8月20日、内戦が激化しているシリアのアレッポで、政府軍の民兵と見られる者に銃撃され死亡した、フリージャナリストの山本美香さん(45)の遺体が、親族や同僚に付き添われて、今日、無言の帰国をした。
彼女が死直前まで撮っていた生々しい映像がテレビに映し出され、危険地域にもかかわらず、逃げることもできない市民や、幼児を連れた父親などの姿が映っていた。これら市民はあたかも普通の日常生活を送っているようにも見え、若しかしたら、山本さんもそれほど身の危険が間地かに迫っているとは思わなかったかも知れない。

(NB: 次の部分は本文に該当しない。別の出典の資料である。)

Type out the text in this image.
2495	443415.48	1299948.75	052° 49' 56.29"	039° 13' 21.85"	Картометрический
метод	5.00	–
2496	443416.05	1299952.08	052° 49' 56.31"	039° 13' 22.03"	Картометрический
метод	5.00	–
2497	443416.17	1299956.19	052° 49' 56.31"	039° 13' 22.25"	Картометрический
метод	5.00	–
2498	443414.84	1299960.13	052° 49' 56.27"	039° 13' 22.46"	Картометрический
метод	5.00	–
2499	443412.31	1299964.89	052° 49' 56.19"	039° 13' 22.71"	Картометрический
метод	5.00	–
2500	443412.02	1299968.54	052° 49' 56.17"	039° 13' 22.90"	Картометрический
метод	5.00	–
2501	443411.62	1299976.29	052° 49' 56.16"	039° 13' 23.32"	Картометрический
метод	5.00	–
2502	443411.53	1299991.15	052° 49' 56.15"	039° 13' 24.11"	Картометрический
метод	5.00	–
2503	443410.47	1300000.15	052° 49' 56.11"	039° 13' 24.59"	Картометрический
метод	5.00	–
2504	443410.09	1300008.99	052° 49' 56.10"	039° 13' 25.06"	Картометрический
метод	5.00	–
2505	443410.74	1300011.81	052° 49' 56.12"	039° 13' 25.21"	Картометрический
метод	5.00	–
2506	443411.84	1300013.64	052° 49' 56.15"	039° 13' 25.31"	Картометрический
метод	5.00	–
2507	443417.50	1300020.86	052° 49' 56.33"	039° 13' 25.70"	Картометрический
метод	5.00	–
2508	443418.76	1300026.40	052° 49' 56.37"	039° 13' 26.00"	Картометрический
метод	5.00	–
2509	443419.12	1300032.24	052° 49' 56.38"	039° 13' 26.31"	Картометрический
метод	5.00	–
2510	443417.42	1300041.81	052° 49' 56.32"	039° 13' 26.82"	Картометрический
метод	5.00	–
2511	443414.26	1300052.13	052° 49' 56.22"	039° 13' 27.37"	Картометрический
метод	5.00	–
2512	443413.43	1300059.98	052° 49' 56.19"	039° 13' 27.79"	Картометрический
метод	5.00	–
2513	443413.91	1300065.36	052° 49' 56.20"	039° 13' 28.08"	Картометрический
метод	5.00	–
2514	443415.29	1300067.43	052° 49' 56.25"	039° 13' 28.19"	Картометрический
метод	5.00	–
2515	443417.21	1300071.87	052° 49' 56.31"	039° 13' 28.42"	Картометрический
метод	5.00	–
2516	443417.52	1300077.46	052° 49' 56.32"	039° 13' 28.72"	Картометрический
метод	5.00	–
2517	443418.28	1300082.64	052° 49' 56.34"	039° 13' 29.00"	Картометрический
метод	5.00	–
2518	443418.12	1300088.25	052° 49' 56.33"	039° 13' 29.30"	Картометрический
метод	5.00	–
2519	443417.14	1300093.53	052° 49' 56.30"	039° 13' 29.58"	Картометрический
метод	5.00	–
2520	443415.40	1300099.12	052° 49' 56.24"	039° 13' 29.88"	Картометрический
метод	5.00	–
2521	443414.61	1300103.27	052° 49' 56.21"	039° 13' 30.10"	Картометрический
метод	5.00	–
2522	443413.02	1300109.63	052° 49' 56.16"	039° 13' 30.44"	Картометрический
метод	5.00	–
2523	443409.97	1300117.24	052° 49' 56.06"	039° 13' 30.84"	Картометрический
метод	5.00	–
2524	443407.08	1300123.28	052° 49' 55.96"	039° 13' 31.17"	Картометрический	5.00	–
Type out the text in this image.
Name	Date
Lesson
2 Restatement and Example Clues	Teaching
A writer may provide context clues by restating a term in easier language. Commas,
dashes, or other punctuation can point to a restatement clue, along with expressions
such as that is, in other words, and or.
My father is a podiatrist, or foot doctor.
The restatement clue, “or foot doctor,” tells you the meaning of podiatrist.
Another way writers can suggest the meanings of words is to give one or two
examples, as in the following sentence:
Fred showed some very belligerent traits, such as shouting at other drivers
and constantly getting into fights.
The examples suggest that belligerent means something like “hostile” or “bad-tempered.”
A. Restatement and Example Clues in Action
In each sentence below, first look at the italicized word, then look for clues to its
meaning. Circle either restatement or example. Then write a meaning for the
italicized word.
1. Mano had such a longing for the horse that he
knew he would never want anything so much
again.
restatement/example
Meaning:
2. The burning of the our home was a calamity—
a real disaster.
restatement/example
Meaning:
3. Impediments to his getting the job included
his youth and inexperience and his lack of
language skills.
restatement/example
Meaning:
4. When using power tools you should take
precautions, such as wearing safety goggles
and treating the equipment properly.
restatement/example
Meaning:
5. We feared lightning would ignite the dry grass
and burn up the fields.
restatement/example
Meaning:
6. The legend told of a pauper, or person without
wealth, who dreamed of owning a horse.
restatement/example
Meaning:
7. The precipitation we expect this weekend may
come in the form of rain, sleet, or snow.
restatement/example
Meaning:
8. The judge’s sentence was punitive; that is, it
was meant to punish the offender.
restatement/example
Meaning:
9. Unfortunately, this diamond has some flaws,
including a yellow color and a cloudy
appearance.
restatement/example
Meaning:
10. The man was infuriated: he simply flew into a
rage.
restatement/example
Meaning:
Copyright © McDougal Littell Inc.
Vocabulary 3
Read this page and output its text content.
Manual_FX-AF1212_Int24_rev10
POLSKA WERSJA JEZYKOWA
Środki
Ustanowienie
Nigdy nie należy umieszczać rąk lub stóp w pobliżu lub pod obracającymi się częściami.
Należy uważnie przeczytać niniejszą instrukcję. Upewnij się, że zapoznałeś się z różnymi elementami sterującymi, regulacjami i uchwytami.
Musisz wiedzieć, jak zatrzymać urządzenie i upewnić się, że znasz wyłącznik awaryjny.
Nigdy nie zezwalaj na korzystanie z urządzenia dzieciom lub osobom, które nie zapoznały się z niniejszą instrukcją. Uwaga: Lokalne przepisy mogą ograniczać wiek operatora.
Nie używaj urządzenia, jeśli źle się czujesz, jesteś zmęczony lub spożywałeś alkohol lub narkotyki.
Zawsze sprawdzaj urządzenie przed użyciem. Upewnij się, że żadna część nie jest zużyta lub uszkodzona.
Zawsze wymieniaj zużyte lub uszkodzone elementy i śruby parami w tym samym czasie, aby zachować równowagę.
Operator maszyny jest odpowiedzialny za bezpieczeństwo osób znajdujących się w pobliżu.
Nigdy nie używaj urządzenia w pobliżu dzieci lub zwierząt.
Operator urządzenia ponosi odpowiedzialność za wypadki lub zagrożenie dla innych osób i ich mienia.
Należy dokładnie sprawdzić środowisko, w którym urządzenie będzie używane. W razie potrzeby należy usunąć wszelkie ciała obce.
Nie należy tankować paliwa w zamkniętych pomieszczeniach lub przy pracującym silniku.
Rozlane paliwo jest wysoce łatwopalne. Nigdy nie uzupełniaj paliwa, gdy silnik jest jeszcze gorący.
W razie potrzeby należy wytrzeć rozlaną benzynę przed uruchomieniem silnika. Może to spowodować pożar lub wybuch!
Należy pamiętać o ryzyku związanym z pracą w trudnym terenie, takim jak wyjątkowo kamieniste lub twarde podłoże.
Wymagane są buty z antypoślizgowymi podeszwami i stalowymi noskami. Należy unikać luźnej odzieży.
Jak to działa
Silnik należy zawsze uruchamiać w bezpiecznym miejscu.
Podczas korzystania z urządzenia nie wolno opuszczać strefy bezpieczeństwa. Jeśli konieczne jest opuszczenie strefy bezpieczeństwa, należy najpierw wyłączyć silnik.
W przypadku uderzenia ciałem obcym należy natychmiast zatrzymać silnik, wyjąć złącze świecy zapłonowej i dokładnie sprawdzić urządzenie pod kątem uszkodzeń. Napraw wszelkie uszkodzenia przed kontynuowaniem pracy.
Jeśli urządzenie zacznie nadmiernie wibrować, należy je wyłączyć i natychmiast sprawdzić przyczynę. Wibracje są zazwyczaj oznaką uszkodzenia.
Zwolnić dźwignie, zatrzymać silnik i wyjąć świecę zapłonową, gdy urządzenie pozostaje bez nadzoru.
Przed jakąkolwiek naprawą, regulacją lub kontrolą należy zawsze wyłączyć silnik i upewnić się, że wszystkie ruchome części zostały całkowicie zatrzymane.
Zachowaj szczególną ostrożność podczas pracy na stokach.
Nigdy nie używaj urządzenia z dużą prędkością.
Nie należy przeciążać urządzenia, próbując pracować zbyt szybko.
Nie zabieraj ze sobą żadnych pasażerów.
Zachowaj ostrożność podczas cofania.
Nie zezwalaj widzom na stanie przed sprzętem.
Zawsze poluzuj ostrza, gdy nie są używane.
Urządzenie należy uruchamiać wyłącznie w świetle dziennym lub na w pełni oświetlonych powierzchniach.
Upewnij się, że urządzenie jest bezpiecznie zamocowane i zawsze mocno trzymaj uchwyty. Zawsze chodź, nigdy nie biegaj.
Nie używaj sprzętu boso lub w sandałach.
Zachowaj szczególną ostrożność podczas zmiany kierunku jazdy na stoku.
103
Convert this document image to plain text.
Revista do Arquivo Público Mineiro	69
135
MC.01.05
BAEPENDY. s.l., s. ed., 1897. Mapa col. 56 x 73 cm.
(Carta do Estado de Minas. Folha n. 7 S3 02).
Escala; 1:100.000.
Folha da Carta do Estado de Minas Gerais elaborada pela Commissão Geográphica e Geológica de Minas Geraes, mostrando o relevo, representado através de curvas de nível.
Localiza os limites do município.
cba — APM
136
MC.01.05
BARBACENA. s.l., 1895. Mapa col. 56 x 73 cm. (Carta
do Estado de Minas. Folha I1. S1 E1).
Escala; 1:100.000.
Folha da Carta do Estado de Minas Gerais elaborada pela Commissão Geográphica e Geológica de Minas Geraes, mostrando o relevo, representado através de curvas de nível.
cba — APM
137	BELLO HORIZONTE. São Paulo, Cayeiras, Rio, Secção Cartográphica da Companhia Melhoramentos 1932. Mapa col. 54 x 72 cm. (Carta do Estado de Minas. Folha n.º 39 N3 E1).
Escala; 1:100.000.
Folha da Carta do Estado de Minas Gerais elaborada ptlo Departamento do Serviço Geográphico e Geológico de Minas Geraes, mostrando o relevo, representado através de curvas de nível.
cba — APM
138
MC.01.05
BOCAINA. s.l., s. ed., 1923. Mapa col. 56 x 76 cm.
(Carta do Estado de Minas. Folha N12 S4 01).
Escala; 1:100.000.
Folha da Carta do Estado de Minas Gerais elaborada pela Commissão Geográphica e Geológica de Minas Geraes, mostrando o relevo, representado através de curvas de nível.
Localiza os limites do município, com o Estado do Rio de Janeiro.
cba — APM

しかし、一方で新聞は、間違いなく日本人記者をターゲットにしたと思われる身振りをしている男の写真を掲載した。シリアの政府軍側は、市民殺戮の現状を世界に知られたくないためか、多くの外国人ジャーナリストを殺害しているとのことだ。不運にも山本さんもその1人になってしまった。本来、戦場のジャーナリストを意識的に殺害することは、国際条約上違法とのことだが、シリア政府はそんな決まりを守るだけの余裕はないようだ。
日本の警察も、山本さんを殺害した犯人を特定するために動いているようだが、シリアは、犯人捜査の国際条約に加盟していないことや、山本さんを狙撃したのが政府軍関係者と思われることもあり、実際には犯人探しは困難性があろう。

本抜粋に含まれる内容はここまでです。